I can sum up this study in two sentences: “This toad in Costa Rica died because of a fungus that spread rapidly because of El Nino and not global warming, which made it dry and thus the toads stayed close together which spread the fungus faster. But man-made global warming is still a serious problem that we believe in, so please don’t get angry and take away our funding!”

johnnythelowery
March 7, 2010 6:31 am

THIS IS HUGE!

AJB
March 7, 2010 6:31 am

O/T: One for the art lovers amongst you, article in The Times today …
Ian McEwan lampoons fellow luminaries on climate trip
Something not quite right about that Ice Lens concept too 🙂

JonesII
March 7, 2010 6:32 am

A few weeks ago, against global warmers predicting australian drought, and watching warm waters near australia I wished aussies good floodings: Real fun now over there:
‘Beast of a storm’, record floods hit Australia
http://news.yahoo.com/s/afp/20100307/wl_asia_afp/australiaweatherflood

Sharon
March 7, 2010 6:39 am

Now we know, toads are not thermometers.

John B.
March 7, 2010 6:40 am

Anybody else bothered by the caption on the included picture?
“Researcher Kevin Anchukaitis sampled nearly 30 old trees in the Monteverde cloud forest before finding two whose climate data could be extracted.

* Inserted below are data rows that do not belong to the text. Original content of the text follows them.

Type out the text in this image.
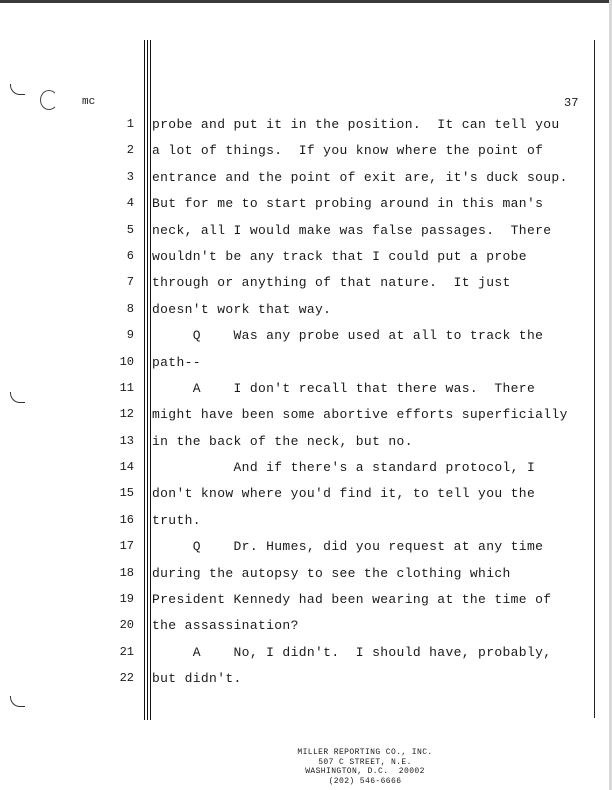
mc	37
1 probe and put it in the position.  It can tell you
2 a lot of things.  If you know where the point of
3 entrance and the point of exit are, it's duck soup.
4 But for me to start probing around in this man's
5 neck, all I would make was false passages.  There
6 wouldn't be any track that I could put a probe
7 through or anything of that nature.  It just
8 doesn't work that way.
9 Q    Was any probe used at all to track the
10 path--
11 A    I don't recall that there was.  There
12 might have been some abortive efforts superficially
13 in the back of the neck, but no.
14 And if there's a standard protocol, I
15 don't know where you'd find it, to tell you the
16 truth.
17 Q    Dr. Humes, did you request at any time
18 during the autopsy to see the clothing which
19 President Kennedy had been wearing at the time of
20 the assassination?
21 A    No, I didn't.  I should have, probably,
22 but didn't.
MILLER REPORTING CO., INC.
507 C STREET, N.E.
WASHINGTON, D.C.  20002
(202) 546-6666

Credit: Jorge Porras.”
sampled nearly 30? found two?

Mike Ramsey
March 7, 2010 6:47 am

The AGW party line is intact.
“Mike and Nicola maintain that “future climate change is likely to exacerbate this situation with more frequent dry winters and warmer temperatures. By the 2050s, ‘dry’ winters will become up to twice as frequent and ‘warm’ winters will occur in between 50 and 100 per cent of years. This is likely to lead to many more periods during future winter dry seasons when clouds will be less prevalent over the mountain forests, thus seriously damaging this unique mountain habitat for amphibians and cloud-forest lizard species.””
http://www.global-greenhouse-warming.com/extinct-golden-toad.html
To a hammer, everything looks like a nail.
Mike Ramsey

rbateman
March 7, 2010 6:48 am

What conditions cause the climate to go into fits of extremes?
Is it a warming climate or a cooling climate?
Is it the change in status from a wam climate to a cool climate and does it work both ways?
i.e. – is the climate more stable when it is not changing status?

mercurior
March 7, 2010 6:56 am

but we gotta follow the yellow sick toad (frog).
toyotawhizguy (02:45:24
My point is if you select a limited amount of datasets, 30 trees, out of potentially thousands in the area, and out of those 30 you find 2 that prove you are right, does that mean every other tree is wrong.. or did he cherry pick the ones he knows prove his assumption.
Say i throw 30 coins in the air, and 2 land on their edge, the rest are 14 heads and 14 tails, since i have been saying all coins land on their edge, i ignore the 28 that dont count Because they go against my theory and say there you go proof.

Mark
March 7, 2010 6:56 am

Another mistake that was in favor of the AGW camp. I’m not shocked.